In December 2002, the FBI decided to test whether a high-grade anthrax powder resembling the one mailed to the Senate could be made on a small budget, and without silica. To do this job, the bureau called upon Army scientists at Dugway Proving Ground, a desolate Army test range in southwestern Utah. By February 2003, the scientists at Dugway had finished their work. According to military sources with firsthand knowledge of this effort, the resulting powder “flew like penguins.” The experiment had failed. (Penguins can’t fly.)
Military sources say that Dugway washed and centrifuged the material four times to create a pure spore preparation, then dried it by solvent extraction and azeotropic distillation —a process developed by the U.S. Chemical Corps at Fort Detrick in the late 1950s. It is not a simple method, but someone familiar with it might be able to jury-rig a lab to get the job done. As recently as 1996, Bill Patrick says he taught scientists at Dugway how to do this.

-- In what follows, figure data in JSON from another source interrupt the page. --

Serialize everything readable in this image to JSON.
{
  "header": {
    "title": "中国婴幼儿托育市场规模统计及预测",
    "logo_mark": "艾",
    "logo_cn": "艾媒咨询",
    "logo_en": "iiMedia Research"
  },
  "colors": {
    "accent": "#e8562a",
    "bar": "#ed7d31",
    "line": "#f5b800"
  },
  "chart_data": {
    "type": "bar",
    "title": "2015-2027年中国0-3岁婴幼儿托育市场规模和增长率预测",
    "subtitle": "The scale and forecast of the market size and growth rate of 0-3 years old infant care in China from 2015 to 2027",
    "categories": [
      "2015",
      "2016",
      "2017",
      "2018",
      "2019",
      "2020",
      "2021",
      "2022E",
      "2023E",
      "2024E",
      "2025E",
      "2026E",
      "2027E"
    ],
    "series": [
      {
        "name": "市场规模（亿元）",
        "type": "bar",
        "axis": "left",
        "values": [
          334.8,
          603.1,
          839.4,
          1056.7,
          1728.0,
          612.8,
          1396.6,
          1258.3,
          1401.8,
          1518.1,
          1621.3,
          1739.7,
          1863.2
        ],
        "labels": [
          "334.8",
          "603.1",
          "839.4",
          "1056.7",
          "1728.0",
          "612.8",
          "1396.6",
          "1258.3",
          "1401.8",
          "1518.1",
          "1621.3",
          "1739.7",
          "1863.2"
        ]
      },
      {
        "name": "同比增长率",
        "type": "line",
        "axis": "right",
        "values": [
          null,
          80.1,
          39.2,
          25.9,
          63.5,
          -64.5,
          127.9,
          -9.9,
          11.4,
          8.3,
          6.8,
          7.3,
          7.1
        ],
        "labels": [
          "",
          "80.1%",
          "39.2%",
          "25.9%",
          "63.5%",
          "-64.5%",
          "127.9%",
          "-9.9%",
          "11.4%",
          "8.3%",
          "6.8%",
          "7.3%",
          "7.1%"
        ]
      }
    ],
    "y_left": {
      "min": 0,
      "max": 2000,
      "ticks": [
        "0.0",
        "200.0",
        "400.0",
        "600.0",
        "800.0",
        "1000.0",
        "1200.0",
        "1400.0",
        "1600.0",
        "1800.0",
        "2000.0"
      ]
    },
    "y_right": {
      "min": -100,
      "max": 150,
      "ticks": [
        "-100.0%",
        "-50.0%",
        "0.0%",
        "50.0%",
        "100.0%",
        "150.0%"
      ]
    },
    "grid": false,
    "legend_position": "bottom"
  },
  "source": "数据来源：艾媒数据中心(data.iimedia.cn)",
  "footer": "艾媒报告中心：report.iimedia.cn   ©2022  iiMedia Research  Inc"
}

The FBI-Dugway effort produced a coarse powder. The spores—some dried under an infrared lamp and the others airdried —stuck together in little cakes, according to military sources, and then were sieved through “a fine steel mesh.” The resulting powder was placed into test tubes. When FBI officials arrived at Dugway to examine the results, a Dugway scientist shook one of the tubes. Unlike the electrostatically charged Senate anthrax spores that floated freely, the Dugway spores fell to the bottom of the test tube and stayed there. “That tells you the particles were too big,” says Spertzel. “It confirms what I’ve been saying all along: To make a good powder, you need an additive.”
... snip ...
Today, there is no firm evidence to link Iraq—or any other government—to the anthrax attacks. But some weapons experts such as Spertzel are still inclined to look for a sponsor with deep pockets, and they say Hussein’s regime cannot be ruled out. Spertzel’s main point, however, is that only a state-run facility or a corporation has the resources to make an anthrax powder as good as the one mailed to the Senate.